Sementara itu, proyek High Pressure Acid Leach (HPAL) milik PT Sulawesi Nickel Cobalt dengan kapasitas terpasang 90.000 ton nikel per tahun dalam bentuk mixed hydroxide precipitate (MHP) ditargetkan mulai melakukan commissioning lini produksi pertama pada pertengahan 2026.
Di lini bisnis nikel, entitas anak Merdeka Battery Materials (MBMA) menargetkan peningkatan produksi bijih saprolit menjadi 8-10 juta wet metric ton (wmt) dan bijih limonit sebesar 20-25 juta wmt pada 2026.

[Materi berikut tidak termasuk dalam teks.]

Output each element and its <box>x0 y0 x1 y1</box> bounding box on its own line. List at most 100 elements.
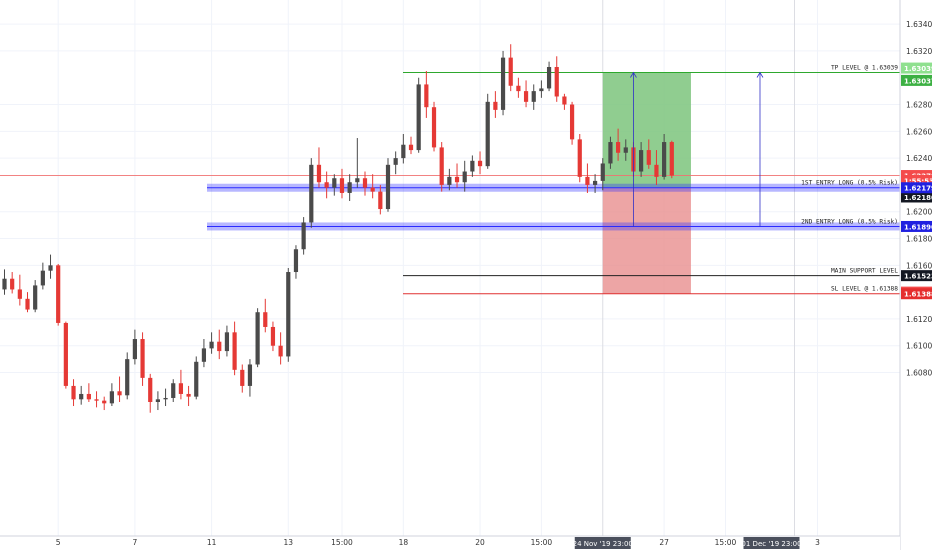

Perseroan juga memperkirakan adanya efisiensi biaya seiring peningkatan pasokan bijih saprolit hingga mencapai tingkat swasembada 100 persen untuk memasok tiga fasilitas Rotary Kiln Electric Furnace (RKEF) pada tahun ini
Sebagai informasi, MDKA mencatatkan kerugian USD62,06 juta atau setara Rp1,06 triliun (kurs Rp17.000 per USD) pada 2025.